The final quarter-mile was run in :25 1/5, a slowing which only verifies the laws of nature. The final time was 2:26 4/5, which has been bettered only by Secretariat (2:24) and Gallant Man (2:26 3/5) in their runaway victories.

It was the 14th triumph in 16 races for Affirmed, his seventh win in nine races against Alydar, and raised his career earnings to $1,133,807. Incredibly, though, the series may not be over, so close have the horses been so often.

"I will be looking towards the Travers (G1) next," said Veitch, "and I hope Affirmed is in it. I still think we can beat him. You hear that stuff about Affirmed never letting Alydar pass him. Well, he passed him in the stretch in the Belmont. Jorge said he got in front, and then the other horse came back and got nearly a neck, and then Alydar came on again."

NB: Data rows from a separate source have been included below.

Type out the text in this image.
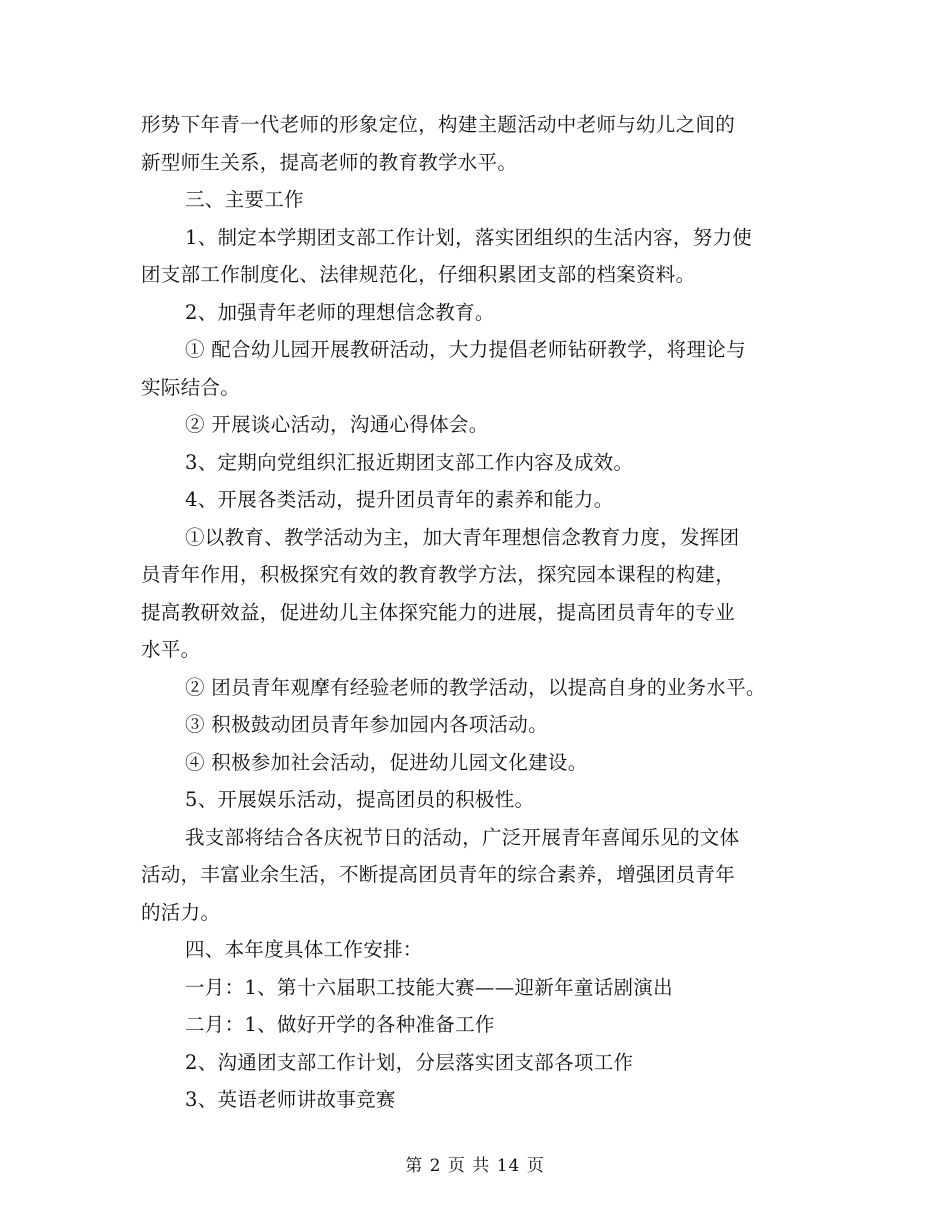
形势下年青一代老师的形象定位，构建主题活动中老师与幼儿之间的
新型师生关系，提高老师的教育教学水平。
三、主要工作
1、制定本学期团支部工作计划，落实团组织的生活内容，努力使
团支部工作制度化、法律规范化，仔细积累团支部的档案资料。
2、加强青年老师的理想信念教育。
① 配合幼儿园开展教研活动，大力提倡老师钻研教学，将理论与
实际结合。
② 开展谈心活动，沟通心得体会。
3、定期向党组织汇报近期团支部工作内容及成效。
4、开展各类活动，提升团员青年的素养和能力。
①以教育、教学活动为主，加大青年理想信念教育力度，发挥团
员青年作用，积极探究有效的教育教学方法，探究园本课程的构建，
提高教研效益，促进幼儿主体探究能力的进展，提高团员青年的专业
水平。
② 团员青年观摩有经验老师的教学活动，以提高自身的业务水平。
③ 积极鼓动团员青年参加园内各项活动。
④ 积极参加社会活动，促进幼儿园文化建设。
5、开展娱乐活动，提高团员的积极性。
我支部将结合各庆祝节日的活动，广泛开展青年喜闻乐见的文体
活动，丰富业余生活，不断提高团员青年的综合素养，增强团员青年
的活力。
四、本年度具体工作安排：
一月：1、第十六届职工技能大赛——迎新年童话剧演出
二月：1、做好开学的各种准备工作
2、沟通团支部工作计划，分层落实团支部各项工作
3、英语老师讲故事竞赛
第 2 页 共 14 页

At a celebration after the race, owner-breeder Wolfson, tall, tan, reserved, and quiet-spoken, sipped champagne amid the inevitable questions.

Wolfson has withheld the word "great" from Affirmed, because he is a 3-year-old and has not been asked yet to carry high weights. Would he say, however, that Affirmed is a great 3-year-old?

"Yes, a great 3-year-old, and so is Alydar, but I want to see him run at 4 before I call him great overall. I'd say Forego is a great horse."

How had Wolfson trained up to the race?

"Well, my wife has been very nervous, but I have been at this too long to get uptight about anything. If I ever was going to get excited, this would have been the day."

Barrera, a garrulous, demonstrative man in contrast to Wolfson's low-profile bearing, came to his boss, clasped his right hand and held it, speaking of the "greatest thing" they had done.

Wolfson, mildly uncomfortable to be clinching fists like soul-brother basketball players at center court, congratulated Barrera: "It was you, not me."

"It was both of us," said the trainer. "You have to be the way you are. It was because you let me do whatever I think is best."

Barrera had won his second Belmont, and his fifth classic, in the last three years.

"A man asked me this morning if I worry about Affirmed getting 1 1/2 miles. I say, 'if Bold Forbes, who I didn't think could get 1 1/2 miles with a jet plane, can do it, then Affirmed can go three miles.' Affirmed has the biggest heart in the world, but I tell you something, Alydar has a great heart, too."

Two great hearts, two "great 3-year-olds" eventually will slip into the context of history. Racing will have its heights, the close struggles and the knockout individual performances—the Secretariats by 31 lengths, the Foregos under 137 pounds. Brilliance and victory, valor and defeat, will all be with us still, and you will know that this Belmont ranks forever with the best of it.

Was it the greatest race of all? That does not really matter. It was certainly great enough.